Uno, riuscì a contare; e si conficcò di punta nel petto dell’uomo.
Tutto si fermò. Matteo trattenne il fiato, Elisa si immobilizzò come una statua di sale col braccio destro ancora proteso nella posizione di lancio. L’uomo rimase sospeso per qualche interminabile secondo, la bocca aperta in un’esclamazione che non avrebbe mai avuto voce, le braccia leggermente alzate verso i lati. Poi, sotto lo sguardo allucinato di Matteo, il suo corpo iniziò a fumare, prima da sotto i vestiti, il torso, le gambe, poi le braccia, le mani, infine il viso. Da ogni parte del suo corpo iniziò ad alzarsi un fumo scuro sempre più denso, dall’odore acre di cenere vecchia. Anche la sua pelle stava diventando nera, e il fumo la stava consumando in un modo molto simile a quello che aveva visto accadere alla pelle di Elisa. Ma non proprio, notò Matteo, perché l'uomo si stava letteralmente sgretolando. Fece appena in tempo a formulare quel pensiero, che pezzi del corpo iniziarono a cadere: le dita, il naso, le orecchie, poi pezzi di viso e infine gli arti, finché quel corpo non rimase sbriciolato a terra in un mucchio di cenere fumante e vestiti accartocciati, tra i quali brillava il coltello da burro, lucido e intonso, non una goccia di sangue a intaccarlo.
Trascorsero dei secondi, lenti, pastosi e ovattati.
Poi Elisa si drizzò in piedi, ritrasse zanne e artigli, e si voltò verso Matteo che ancora se ne stava piantato in terra a fissare la scena. Era accaduto tutto molto in fretta, nel giro di qualche minuto al massimo. Per un momento aveva avuto paura che l'avrebbe lasciata in balia di quell'essere, e invece non l'aveva fatto. Lo scrutò in viso. Sembrava sconvolto, ma quantomeno non terrificato, valutò.

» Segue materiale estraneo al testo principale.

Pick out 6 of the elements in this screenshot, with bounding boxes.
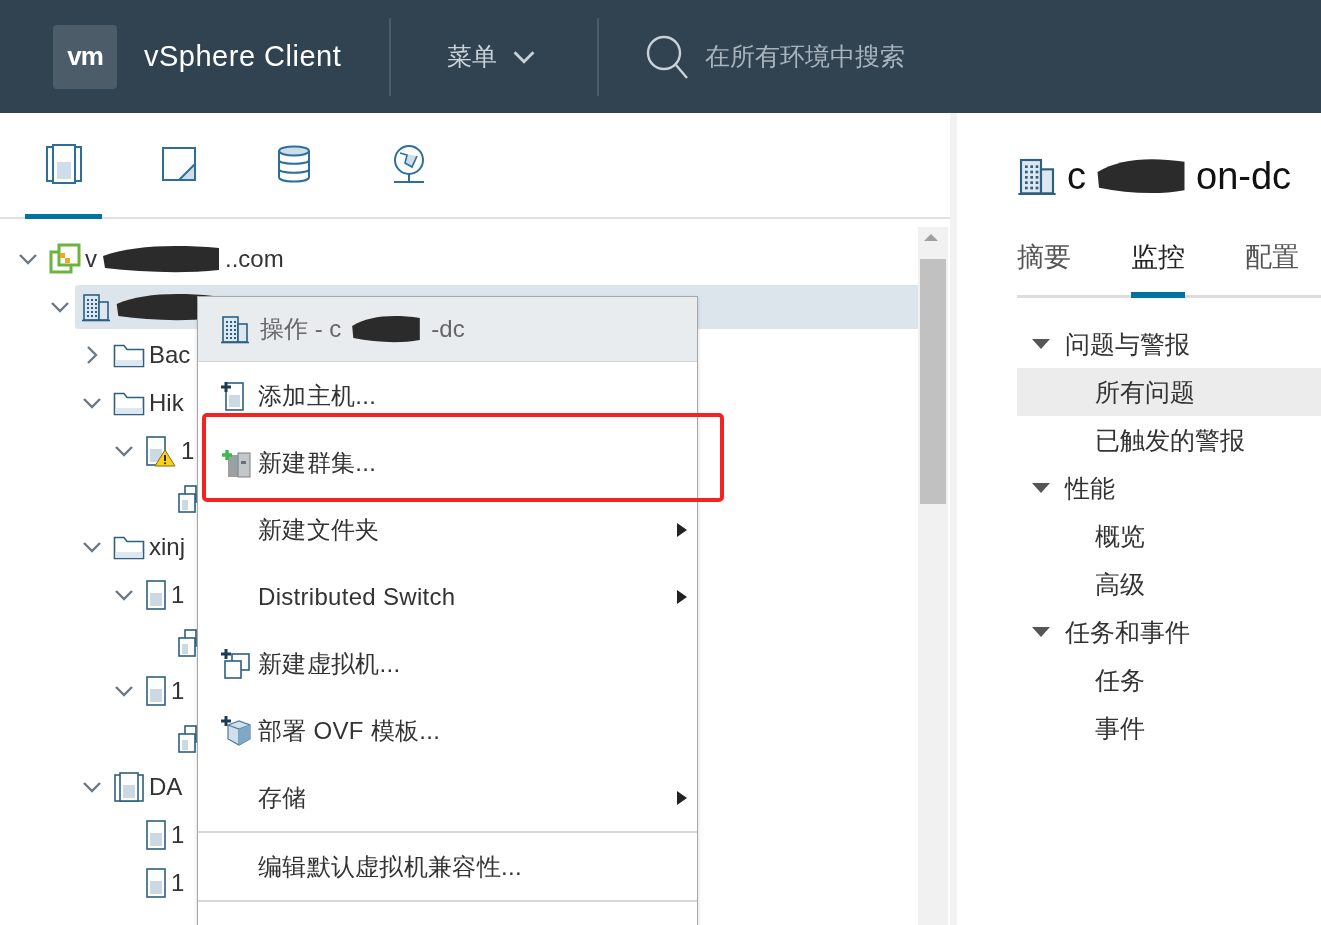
menu-title: 操作 - c [260, 314, 342, 344]
object-title: c [1067, 154, 1086, 198]
logo: vm [53, 24, 117, 89]
app-title: vSphere Client [144, 40, 342, 73]
object-title: on-dc [1196, 154, 1292, 198]
menu-title: -dc [431, 315, 465, 343]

«Bene» sentenziò, «che cos’è che volevi chiedermi?»
Matteo spostò lentamente lo sguardo dal mucchietto di polvere che era stata una persona alla ragazza che era stata una creatura e che ora era tornata una ragazza. Sbatté le palpebre, annuì serio. «Credo di avere ben più di una domanda a questo punto».

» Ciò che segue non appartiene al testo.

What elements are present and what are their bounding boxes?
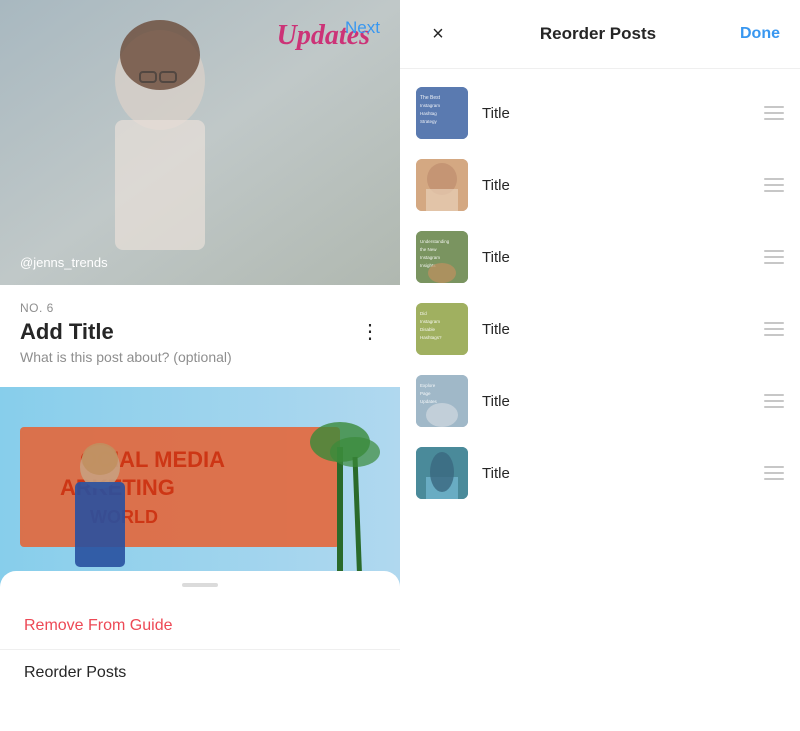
sheet-handle [182, 583, 218, 587]
reorder-list: The Best Instagram Hashtag Strategy Titl… [400, 69, 800, 731]
drag-handle-6[interactable] [764, 466, 784, 480]
more-options-icon[interactable]: ⋮ [360, 322, 380, 342]
svg-text:Hashtag: Hashtag [420, 111, 437, 116]
drag-line [764, 250, 784, 252]
drag-line [764, 328, 784, 330]
thumbnail-2 [416, 159, 468, 211]
drag-line [764, 400, 784, 402]
svg-text:Hashtags?: Hashtags? [420, 335, 442, 340]
thumbnail-3: Understanding the New Instagram Insights [416, 231, 468, 283]
thumbnail-image-1: The Best Instagram Hashtag Strategy [416, 87, 468, 139]
drag-line [764, 472, 784, 474]
item-title-2: Title [482, 177, 750, 194]
second-image-illustration: OCIAL MEDIA ARKETING WORLD [0, 387, 400, 587]
thumbnail-6 [416, 447, 468, 499]
drag-line [764, 256, 784, 258]
drag-handle-2[interactable] [764, 178, 784, 192]
reorder-header: × Reorder Posts Done [400, 0, 800, 69]
drag-line [764, 178, 784, 180]
svg-text:Updates: Updates [420, 399, 438, 404]
right-panel: × Reorder Posts Done The Best Instagram … [400, 0, 800, 731]
svg-text:Instagram: Instagram [420, 319, 440, 324]
svg-text:the New: the New [420, 247, 437, 252]
drag-line [764, 334, 784, 336]
username-label: @jenns_trends [20, 255, 108, 270]
drag-line [764, 262, 784, 264]
list-item: Understanding the New Instagram Insights… [400, 221, 800, 293]
svg-text:Disable: Disable [420, 327, 436, 332]
thumbnail-image-2 [416, 159, 468, 211]
close-button[interactable]: × [420, 16, 456, 52]
done-button[interactable]: Done [740, 25, 780, 43]
svg-text:Did: Did [420, 311, 427, 316]
svg-text:Strategy: Strategy [420, 119, 438, 124]
drag-line [764, 394, 784, 396]
drag-line [764, 190, 784, 192]
drag-handle-3[interactable] [764, 250, 784, 264]
drag-handle-4[interactable] [764, 322, 784, 336]
svg-text:Understanding: Understanding [420, 239, 450, 244]
post-title-row: Add Title ⋮ [20, 319, 380, 345]
svg-text:Page: Page [420, 391, 431, 396]
svg-text:Explore: Explore [420, 383, 436, 388]
svg-text:Instagram: Instagram [420, 255, 440, 260]
item-title-6: Title [482, 465, 750, 482]
remove-from-guide-button[interactable]: Remove From Guide [0, 603, 400, 649]
thumbnail-5: Explore Page Updates [416, 375, 468, 427]
svg-text:Instagram: Instagram [420, 103, 440, 108]
list-item: The Best Instagram Hashtag Strategy Titl… [400, 77, 800, 149]
reorder-title: Reorder Posts [540, 24, 656, 44]
thumbnail-image-5: Explore Page Updates [416, 375, 468, 427]
drag-line [764, 112, 784, 114]
left-panel: Next [0, 0, 400, 731]
thumbnail-image-3: Understanding the New Instagram Insights [416, 231, 468, 283]
left-header: Next [325, 0, 400, 56]
list-item: Title [400, 149, 800, 221]
post-info: NO. 6 Add Title ⋮ What is this post abou… [0, 285, 400, 387]
bottom-sheet: Remove From Guide Reorder Posts [0, 571, 400, 731]
list-item: Explore Page Updates Title [400, 365, 800, 437]
drag-handle-5[interactable] [764, 394, 784, 408]
thumbnail-image-4: Did Instagram Disable Hashtags? [416, 303, 468, 355]
drag-line [764, 118, 784, 120]
drag-line [764, 322, 784, 324]
drag-handle-1[interactable] [764, 106, 784, 120]
reorder-posts-button[interactable]: Reorder Posts [0, 649, 400, 696]
item-title-1: Title [482, 105, 750, 122]
list-item: Did Instagram Disable Hashtags? Title [400, 293, 800, 365]
drag-line [764, 106, 784, 108]
post-title: Add Title [20, 319, 114, 345]
item-title-4: Title [482, 321, 750, 338]
drag-line [764, 406, 784, 408]
list-item: Title [400, 437, 800, 509]
drag-line [764, 184, 784, 186]
svg-text:The Best: The Best [420, 95, 441, 101]
next-button[interactable]: Next [345, 18, 380, 37]
second-image: OCIAL MEDIA ARKETING WORLD [0, 387, 400, 587]
item-title-3: Title [482, 249, 750, 266]
thumbnail-4: Did Instagram Disable Hashtags? [416, 303, 468, 355]
thumbnail-1: The Best Instagram Hashtag Strategy [416, 87, 468, 139]
post-subtitle: What is this post about? (optional) [20, 349, 380, 377]
post-number: NO. 6 [20, 301, 380, 315]
drag-line [764, 466, 784, 468]
item-title-5: Title [482, 393, 750, 410]
drag-line [764, 478, 784, 480]
thumbnail-image-6 [416, 447, 468, 499]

Elisa riprese il suo tascabile dal pavimento e ne spazzolò via la polvere e alcune tracce di caffè. «Credo che avremo tempo per questo».
lista Flower (o lista Ink, va bene per entrambe in realtà)




Ok, sono spiazzato ahahah Matteo si è ritrovato in mezzo a un casino, ma forse è meglio così: mettiamo caso che non fosse mai andato da Elisa a chiederle di uscire e l'uomo avesse sparato lo stesso. Non si sarebbe "goduto" la scena allo stesso modo, no?
Al netto delle imperfezioni, penso che Elisa sia un bel personaggio e anche la faccenda dei due minuti di ritardo può anche essere spiegata col fatto che nel tempo libero schiva i proiettili!